Ironicamente, a omissão das medidas de redução absoluta do risco nos dados analisados pelo VRBPAC ignora as diretrizes da FDA para a comunicação ao público dos riscos e benefícios baseados em provas

– As indicações da FDA para os fornecedores de informação diz:

“Fornecer riscos absolutos, e não apenas riscos relativos. Os pacientes são indevidamente influenciados quando a informação sobre riscos é apresentada utilizando uma abordagem de risco relativo; isto pode resultar em decisões limitadas. Assim, deve ser utilizado um formato de risco absoluto.”

“Os fabricantes não reportaram medidas de redução absoluta do risco em documentos divulgados publicamente. O Comité Consultivo da FDA dos EUA (VRBPAC) não seguiu as diretrizes publicadas pela FDA para a comunicação dos riscos e benefícios ao público, e o comité não reportou as medidas de redução absoluta do risco quando autorizou as vacinas BNT162b2 e mRNA-1273 para utilização num cenário de emergência. Tais exemplos de comunicação de resultados induzem os consumidores em erro, distorcem a interpretação da eficácia da vacina Covid-19 mRNA e violam as obrigações éticas e legais do consentimento informado”, diz o documento publicado pelos investigadores.
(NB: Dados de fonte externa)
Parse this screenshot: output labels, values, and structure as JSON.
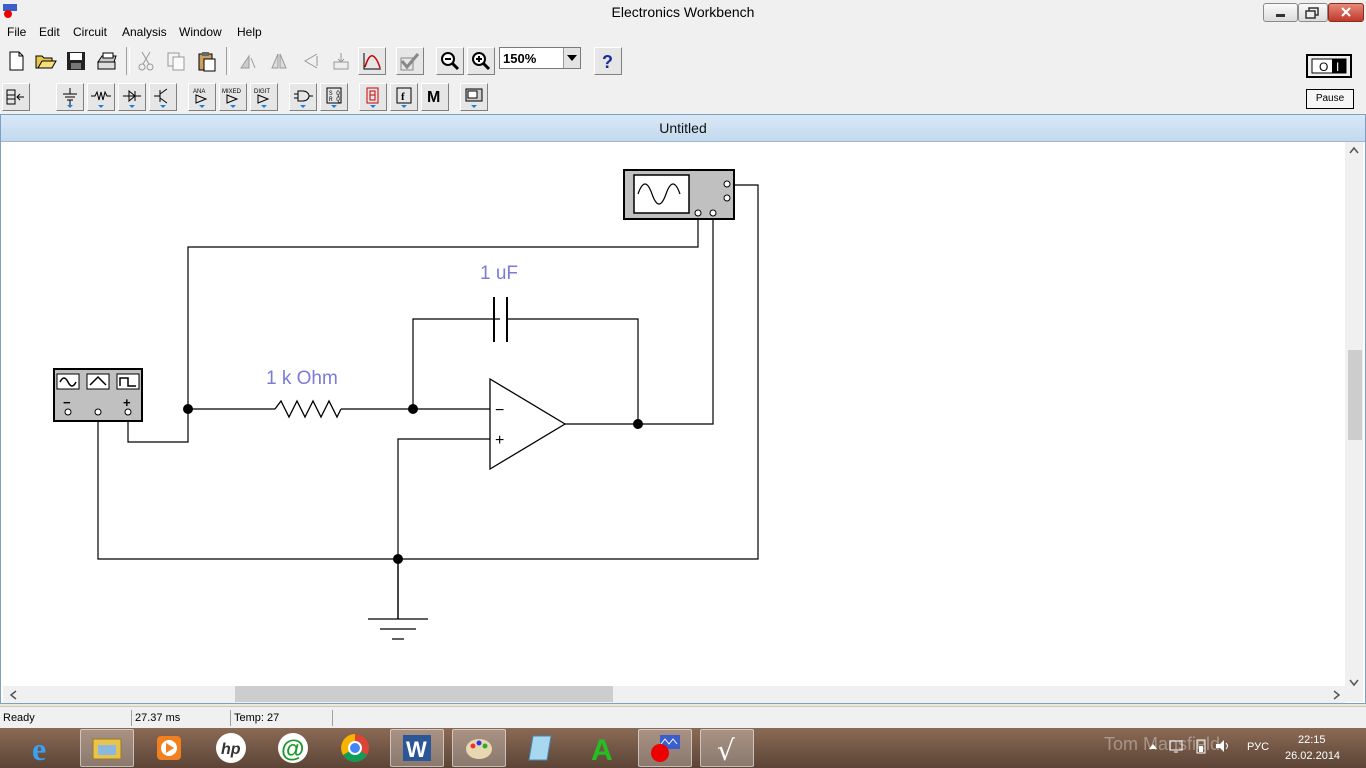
{
  "window": {
    "title": "Electronics Workbench"
  },
  "menu": [
    "File",
    "Edit",
    "Circuit",
    "Analysis",
    "Window",
    "Help"
  ],
  "toolbar": {
    "zoom_value": "150%"
  },
  "controls": {
    "pause_label": "Pause",
    "power_label": "O I"
  },
  "document": {
    "title": "Untitled"
  },
  "circuit": {
    "resistor_label": "1 k Ohm",
    "capacitor_label": "1 uF",
    "opamp_minus": "−",
    "opamp_plus": "+",
    "generator_minus": "−",
    "generator_plus": "+"
  },
  "statusbar": {
    "status": "Ready",
    "time": "27.37 ms",
    "temp": "Temp:  27"
  },
  "taskbar": {
    "watermark": "Tom Mansfield",
    "language": "РУС",
    "time": "22:15",
    "date": "26.02.2014"
  },
  "colors": {
    "component_label": "#7b7bd8",
    "wire": "#000000",
    "instrument": "#c0c0c0"
  }
}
O New England Journal of Medicine também publicou dados de ensaios clínicos sobre segurança e eficácia da vacina BNT162b2 e da vacina mRNA-1273, mas sem qualquer menção a medidas de redução absoluta do risco.

Porque é que este indicador é relevante?

Uma revisão de 2018 de 52 ensaios aleatórios de vacinas contra a gripe, que estudaram mais de 80.000 adultos saudáveis, mostra uma eficácia consistente com uma redução de 40% a 60% na gripe relatada pelos Centros de Controlo e Prevenção de Doenças (CDC). No entanto, uma avaliação crítica dos dados aponta para uma ARR global de apenas 1,4% – uma informação clínica vital que falta no relatório do CDC. Uma redução de risco absoluta de 1,4% funciona para um número necessário para vacinar (NNV) de aproximadamente 72 pessoas, o que significa que 72 indivíduos precisam de ser vacinados para reduzir um caso de gripe.

Os NNV para as vacinas Pfzier-BioNTech e Moderna são 142 (95% CI 122 a 170) e 88 (95% CI 76 a 104), respetivamente.

Os investigadores defendem que a omissão de resultados absolutos de redução de risco na saúde pública e de relatórios clínicos de eficácia de vacinas “é um exemplo de enviesamento de relatórios de resultados, que ignora resultados desfavoráveis e engana a impressão do público e a compreensão científica da eficácia e dos benefícios de um tratamento”.

Além disso, a obrigação ética e legal do consentimento informado exige que os pacientes sejam educados sobre os riscos e benefícios de um procedimento ou intervenção sanitária.”

Uma limitação deste artigo é que apenas avaliou criticamente a eficácia da vacina mRNA em indivíduos saudáveis que foram colocados aleatoriamente em dois grupos sob condições estritamente controladas. “A avaliação crítica não incluiu a segurança e eficácia da vacina numa população geral que inclui pessoas pouco saudáveis e que carece de controlo sobre fatores variáveis.

Esta avaliação está integrada numa edição especial sobre o surto pandémico do coronavírus.